An Accessible Approach to Frontend Testing
Testing is hard. Testing Frontend is harder. But you should do it anyways.
Being realistic tests are usually avoided and this happens even often in Frontend codebases because testing a UI is harder than doing a unit test or a HTTP request to check the response of an API (I’m not saying testing backend is easy).
The problem here is that doing tests is important and avoiding them is irresponsible, they allow the early detection of bugs before reaching the users.
Here I’m going to list and review some useful techniques when testing Frontend code that can be gradually implemented.
Linter
The first most simple way to "test" a code is using a code linter. A linter can be used to detect common issues, they can be simple typos like missing a comma, semicolon or bracket, bad practices like using a variable instead of a constant or a style guideline issue (you can also use Prettier for style guidelines).
A linter statically analyze the code to check if it follows the configured rules, they can also be used in the bundling process and, thanks to IDE integrations, can even detect issues while the code is being written and before it reaches the browser.
In the JS world there are a lot of possible linters, ESLint is configurable, extensible and has many features.
But configuring tools is not amusing, that's why there are other linters like Standard or xo which don’t require any configuration. Internally they use ESLint (and can be used as configurations for ESLint) which let you extended them using his rules if it’s required for the project.
Unit Tests for Business Logic
When talking about automated code testing the usual is to think about a unit test. In Frontend unit testing code is hard because testing a UI with a simple unit test is no that easy (and useful).
But a Frontend codebase is not only UI, it usually has business logic independent of the UI code. And that business logic can be unit tested.
To provide an example in a React + Redux application the reducers can be unit tested, also something like Redux Sagas that allow to unit test the async related code easier.
Snapshot Tests for Ui
So far I mentioned linters to check common bugs and unit tests for business logic, but what about the UI? The whole Frontend idea is about UI.
Snapshot testing is a kind of regression test. It means first the code is written, it’s tested to work (either with a unit test or running it) and then the tests are written, in the future if the code is changed the tests validate if everything still work.
Because this tests validate the code still work as expected when a change is made can be used to check the rendering of a user interface.
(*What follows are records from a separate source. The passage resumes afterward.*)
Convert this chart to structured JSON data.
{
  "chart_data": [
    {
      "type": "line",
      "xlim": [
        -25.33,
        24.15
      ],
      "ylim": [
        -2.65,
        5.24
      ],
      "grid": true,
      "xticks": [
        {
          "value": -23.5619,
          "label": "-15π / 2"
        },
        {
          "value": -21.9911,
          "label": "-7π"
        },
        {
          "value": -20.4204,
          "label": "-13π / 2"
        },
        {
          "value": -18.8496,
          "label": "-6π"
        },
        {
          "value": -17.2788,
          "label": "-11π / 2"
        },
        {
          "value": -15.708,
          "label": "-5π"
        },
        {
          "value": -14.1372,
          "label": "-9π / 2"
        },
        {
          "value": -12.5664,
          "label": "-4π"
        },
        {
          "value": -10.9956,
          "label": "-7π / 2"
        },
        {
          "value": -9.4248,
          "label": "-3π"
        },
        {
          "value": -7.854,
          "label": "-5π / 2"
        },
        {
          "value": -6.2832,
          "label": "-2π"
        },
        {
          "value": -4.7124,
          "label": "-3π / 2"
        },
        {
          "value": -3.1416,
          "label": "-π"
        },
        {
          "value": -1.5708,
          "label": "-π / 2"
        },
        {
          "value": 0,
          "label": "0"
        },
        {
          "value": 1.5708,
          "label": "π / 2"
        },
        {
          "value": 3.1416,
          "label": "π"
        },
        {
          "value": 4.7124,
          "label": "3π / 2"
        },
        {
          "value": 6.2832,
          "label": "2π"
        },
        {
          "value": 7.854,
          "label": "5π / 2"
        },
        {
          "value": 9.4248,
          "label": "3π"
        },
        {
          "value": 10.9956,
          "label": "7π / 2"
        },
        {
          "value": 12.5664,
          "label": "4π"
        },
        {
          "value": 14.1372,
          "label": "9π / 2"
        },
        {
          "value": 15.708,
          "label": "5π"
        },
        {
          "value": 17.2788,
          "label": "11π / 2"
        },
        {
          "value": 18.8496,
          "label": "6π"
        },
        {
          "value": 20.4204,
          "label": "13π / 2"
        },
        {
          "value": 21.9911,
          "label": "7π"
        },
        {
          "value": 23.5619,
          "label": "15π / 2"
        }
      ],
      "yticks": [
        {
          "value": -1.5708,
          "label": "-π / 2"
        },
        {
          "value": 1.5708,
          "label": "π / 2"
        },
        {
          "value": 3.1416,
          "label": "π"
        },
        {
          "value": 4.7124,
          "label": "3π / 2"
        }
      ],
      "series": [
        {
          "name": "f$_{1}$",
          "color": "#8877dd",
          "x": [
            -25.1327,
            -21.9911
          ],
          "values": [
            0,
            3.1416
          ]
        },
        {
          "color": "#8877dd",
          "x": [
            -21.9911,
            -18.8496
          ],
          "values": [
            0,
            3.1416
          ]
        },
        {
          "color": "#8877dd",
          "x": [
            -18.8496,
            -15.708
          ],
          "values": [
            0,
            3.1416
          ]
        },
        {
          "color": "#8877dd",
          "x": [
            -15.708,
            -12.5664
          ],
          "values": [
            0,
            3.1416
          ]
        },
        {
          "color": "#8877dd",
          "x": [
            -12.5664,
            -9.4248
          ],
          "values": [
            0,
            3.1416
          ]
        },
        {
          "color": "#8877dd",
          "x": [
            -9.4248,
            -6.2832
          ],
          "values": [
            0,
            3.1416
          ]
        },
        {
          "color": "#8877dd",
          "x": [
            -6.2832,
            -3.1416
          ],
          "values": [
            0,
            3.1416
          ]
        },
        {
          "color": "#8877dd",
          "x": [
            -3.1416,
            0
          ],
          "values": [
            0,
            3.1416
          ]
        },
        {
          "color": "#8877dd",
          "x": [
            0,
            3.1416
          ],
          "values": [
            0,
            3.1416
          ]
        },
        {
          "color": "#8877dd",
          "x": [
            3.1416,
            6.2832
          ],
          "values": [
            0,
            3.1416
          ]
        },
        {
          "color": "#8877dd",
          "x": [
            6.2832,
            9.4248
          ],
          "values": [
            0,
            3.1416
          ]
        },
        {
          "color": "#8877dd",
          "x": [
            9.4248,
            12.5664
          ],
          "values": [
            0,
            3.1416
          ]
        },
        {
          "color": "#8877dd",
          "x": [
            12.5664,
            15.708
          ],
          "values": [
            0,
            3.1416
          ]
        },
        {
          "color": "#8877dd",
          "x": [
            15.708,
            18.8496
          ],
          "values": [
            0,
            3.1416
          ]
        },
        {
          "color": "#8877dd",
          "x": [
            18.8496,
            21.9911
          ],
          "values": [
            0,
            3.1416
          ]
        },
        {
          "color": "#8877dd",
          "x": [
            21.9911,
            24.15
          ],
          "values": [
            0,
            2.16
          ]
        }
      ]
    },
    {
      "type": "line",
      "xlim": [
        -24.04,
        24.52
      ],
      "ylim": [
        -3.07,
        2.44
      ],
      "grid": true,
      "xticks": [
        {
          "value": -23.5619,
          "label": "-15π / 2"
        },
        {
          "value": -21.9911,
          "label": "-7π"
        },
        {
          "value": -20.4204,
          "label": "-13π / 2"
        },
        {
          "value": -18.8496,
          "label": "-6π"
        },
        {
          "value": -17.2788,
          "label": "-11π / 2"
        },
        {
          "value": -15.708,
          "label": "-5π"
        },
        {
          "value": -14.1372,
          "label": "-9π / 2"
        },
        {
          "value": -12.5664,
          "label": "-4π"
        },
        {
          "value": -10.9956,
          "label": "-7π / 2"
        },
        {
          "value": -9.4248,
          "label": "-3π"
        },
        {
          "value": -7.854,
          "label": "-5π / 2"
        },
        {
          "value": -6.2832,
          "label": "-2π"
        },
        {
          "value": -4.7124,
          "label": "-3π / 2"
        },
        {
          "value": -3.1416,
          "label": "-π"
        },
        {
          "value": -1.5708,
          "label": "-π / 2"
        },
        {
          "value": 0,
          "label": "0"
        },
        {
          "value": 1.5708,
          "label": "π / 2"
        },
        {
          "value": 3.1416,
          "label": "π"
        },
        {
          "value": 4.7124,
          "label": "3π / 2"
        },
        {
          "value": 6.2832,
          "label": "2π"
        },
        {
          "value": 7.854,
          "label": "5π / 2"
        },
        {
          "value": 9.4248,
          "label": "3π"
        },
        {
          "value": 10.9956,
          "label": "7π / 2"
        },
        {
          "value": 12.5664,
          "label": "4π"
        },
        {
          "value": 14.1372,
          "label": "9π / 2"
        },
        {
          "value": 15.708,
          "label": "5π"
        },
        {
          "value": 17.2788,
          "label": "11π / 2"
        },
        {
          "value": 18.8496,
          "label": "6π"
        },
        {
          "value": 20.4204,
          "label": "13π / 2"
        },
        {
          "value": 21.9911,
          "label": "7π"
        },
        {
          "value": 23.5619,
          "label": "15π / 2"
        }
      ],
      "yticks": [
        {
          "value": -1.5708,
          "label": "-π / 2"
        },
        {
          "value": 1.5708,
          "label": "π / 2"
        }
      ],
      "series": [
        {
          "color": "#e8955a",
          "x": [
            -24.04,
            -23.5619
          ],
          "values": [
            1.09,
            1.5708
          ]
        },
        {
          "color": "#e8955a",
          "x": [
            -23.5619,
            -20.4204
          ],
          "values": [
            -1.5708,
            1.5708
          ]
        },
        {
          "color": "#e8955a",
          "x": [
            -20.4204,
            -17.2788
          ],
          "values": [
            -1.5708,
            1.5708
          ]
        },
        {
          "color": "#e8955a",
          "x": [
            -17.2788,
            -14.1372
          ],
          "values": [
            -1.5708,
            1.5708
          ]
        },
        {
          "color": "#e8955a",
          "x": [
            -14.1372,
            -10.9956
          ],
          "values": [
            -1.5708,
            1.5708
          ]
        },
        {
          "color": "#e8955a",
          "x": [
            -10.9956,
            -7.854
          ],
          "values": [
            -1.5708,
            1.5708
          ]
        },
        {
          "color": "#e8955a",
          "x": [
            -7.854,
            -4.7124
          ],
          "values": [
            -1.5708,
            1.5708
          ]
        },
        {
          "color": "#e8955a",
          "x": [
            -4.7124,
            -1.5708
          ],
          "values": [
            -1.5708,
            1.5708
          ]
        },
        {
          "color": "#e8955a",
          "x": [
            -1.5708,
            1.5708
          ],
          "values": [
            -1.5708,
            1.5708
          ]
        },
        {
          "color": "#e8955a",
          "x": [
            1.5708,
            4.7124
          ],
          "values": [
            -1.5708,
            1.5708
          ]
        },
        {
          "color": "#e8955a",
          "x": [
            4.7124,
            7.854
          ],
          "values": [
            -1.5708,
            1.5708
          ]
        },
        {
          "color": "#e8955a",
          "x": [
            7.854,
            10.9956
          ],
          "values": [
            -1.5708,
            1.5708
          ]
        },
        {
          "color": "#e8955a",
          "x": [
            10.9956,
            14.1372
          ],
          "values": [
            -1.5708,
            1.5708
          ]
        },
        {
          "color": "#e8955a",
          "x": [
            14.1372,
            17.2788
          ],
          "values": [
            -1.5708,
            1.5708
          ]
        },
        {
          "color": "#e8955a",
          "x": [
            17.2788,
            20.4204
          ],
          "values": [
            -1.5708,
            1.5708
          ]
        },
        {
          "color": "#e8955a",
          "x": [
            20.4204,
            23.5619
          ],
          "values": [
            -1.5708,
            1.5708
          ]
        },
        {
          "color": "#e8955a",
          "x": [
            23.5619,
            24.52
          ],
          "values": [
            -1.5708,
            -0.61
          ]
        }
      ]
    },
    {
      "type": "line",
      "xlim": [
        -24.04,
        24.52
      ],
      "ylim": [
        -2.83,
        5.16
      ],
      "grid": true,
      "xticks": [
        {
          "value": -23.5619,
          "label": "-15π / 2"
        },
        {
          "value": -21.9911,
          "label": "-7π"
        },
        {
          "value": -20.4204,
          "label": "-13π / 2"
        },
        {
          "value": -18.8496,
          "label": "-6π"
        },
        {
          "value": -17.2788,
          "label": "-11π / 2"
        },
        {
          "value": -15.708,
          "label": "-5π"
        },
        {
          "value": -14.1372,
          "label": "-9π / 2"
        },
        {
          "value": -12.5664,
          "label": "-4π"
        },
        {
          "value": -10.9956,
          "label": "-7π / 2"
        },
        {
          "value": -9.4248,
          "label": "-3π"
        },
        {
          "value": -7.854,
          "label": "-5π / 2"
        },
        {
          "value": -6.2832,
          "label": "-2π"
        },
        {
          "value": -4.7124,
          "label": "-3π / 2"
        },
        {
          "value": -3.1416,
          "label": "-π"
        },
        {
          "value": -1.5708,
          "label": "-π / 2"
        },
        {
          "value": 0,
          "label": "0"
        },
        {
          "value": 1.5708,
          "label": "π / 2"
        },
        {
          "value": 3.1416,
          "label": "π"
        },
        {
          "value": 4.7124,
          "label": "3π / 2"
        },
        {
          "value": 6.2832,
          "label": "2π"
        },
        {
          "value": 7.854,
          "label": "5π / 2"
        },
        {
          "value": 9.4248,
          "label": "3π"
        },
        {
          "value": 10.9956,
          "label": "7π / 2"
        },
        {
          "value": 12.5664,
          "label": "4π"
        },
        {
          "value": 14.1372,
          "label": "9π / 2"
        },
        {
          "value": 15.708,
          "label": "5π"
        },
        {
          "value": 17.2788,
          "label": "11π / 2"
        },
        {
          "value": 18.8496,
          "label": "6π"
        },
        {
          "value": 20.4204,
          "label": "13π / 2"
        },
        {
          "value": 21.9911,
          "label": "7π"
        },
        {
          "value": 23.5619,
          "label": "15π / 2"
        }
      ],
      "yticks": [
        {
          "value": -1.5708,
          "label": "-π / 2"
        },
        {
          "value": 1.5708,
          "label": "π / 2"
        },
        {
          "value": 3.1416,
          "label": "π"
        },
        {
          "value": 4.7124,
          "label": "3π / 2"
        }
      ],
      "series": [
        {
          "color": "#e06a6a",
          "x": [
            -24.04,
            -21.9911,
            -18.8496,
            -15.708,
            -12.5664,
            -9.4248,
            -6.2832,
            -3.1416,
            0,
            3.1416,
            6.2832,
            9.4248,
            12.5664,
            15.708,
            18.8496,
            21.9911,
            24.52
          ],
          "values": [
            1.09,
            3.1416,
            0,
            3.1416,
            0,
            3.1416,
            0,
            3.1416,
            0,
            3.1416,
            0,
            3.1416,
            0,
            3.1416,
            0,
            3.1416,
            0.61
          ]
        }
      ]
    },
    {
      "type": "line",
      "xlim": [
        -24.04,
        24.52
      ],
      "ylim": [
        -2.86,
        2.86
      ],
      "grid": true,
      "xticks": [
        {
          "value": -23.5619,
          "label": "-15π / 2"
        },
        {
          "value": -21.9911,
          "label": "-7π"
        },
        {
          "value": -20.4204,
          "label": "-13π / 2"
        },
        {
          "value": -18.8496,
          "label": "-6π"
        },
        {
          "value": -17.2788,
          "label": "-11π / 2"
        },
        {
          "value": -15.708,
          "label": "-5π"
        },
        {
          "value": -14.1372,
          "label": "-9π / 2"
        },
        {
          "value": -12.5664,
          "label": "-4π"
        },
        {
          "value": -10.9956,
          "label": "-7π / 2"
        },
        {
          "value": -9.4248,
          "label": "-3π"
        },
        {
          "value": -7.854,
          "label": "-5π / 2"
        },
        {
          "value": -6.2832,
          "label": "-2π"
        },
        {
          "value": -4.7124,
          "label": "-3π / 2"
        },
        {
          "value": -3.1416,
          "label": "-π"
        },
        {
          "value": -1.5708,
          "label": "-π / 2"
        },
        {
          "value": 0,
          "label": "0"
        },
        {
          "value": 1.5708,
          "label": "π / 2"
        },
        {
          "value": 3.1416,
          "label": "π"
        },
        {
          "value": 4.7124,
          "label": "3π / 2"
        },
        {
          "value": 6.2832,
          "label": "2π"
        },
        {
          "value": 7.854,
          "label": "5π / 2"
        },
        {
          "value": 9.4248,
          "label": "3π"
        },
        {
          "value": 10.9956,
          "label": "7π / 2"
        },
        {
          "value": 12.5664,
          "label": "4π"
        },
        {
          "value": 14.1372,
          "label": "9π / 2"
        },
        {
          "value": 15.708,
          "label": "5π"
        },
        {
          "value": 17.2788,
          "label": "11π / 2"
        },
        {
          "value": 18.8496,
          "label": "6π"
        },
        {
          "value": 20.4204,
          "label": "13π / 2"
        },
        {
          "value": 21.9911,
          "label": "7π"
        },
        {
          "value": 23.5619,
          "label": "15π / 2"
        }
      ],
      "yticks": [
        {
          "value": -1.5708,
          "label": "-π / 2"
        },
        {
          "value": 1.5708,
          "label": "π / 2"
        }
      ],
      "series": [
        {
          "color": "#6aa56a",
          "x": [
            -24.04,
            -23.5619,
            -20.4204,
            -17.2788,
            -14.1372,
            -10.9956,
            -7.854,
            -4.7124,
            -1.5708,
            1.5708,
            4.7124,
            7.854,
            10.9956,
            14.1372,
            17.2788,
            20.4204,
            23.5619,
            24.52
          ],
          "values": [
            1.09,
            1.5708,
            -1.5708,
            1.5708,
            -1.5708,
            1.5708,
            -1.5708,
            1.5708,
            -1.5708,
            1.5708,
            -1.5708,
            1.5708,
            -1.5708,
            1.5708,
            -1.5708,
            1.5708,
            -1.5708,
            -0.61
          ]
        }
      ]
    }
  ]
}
In UI related code (like React components) this means if the components returns what’s expected.
This is easily done with Jest in React and React Native but it can be done in Vue.js and Angular too.
This could also be used for non-UI code also to add some regression test to that code.
End to End Tests for Complex Workflows
Complex workflow are common in many WebApps and snapshots or unit tests don’t mean the workflows are going to work as expected. End to end or e2e tests can be used to test this workflows.
In an e2e test a browser is opened and the user workflow runs automatically. That mean this kind of tests are usually slow because they need to open a new browser, load the website and interact with it.
And since they aren’t that easy to write beside being slow they end up being avoided by developers. But this kind of tests can be more useful in complex and importantes workflows like a payment workflow, because everyone wants the payment workflow to work without problems.
As with other tests there’re many possible tools to do this, Selenium, TestCafe, PhantomJS, Headless Chrome, Puppeteer and many more tools.
Gradual Implementation
While starting a new application is easy to start with test and do everything right from the beginning, but in most cases the projects already exists and have a lot of legacy code. Then, how implement all of this? Doing it gradually.
Trying to get a 100% of coverage in already existent codebase is harder than doing it from zero. Instead of creating a big pull request with all the tests implement them gradually.
Start with the linter, is the simplest thing to use, in most cases it doesn’t even require any configuration.
Then comes unit tests, they allow to test the logic, usually the UI is something you can be sure it works checking manually but testing logic automatically can be faster in most cases when they require to do a user flow manually after each change.
After unit tests start with the UI, is easier to snapshot the UI components without logic (pure components). This can be done with tools like Jest, if you use React with styled-components the snapshot can test the CSS code (to be sure the CSS is always the same).
Complex workflows is something that should be tested while implementing the other tests, it’s not required to test every user flow, but the more user flows are tested the more secure it is to deploy.
Final Words
To conclude testing is important and if implemented gradually is not going to become a burden, eventually the whole code will be tested and the deployment could also be automated to happens after each test.
This can guarantee the stability of an application and security to deploy without thinking the whole app is going to break in production.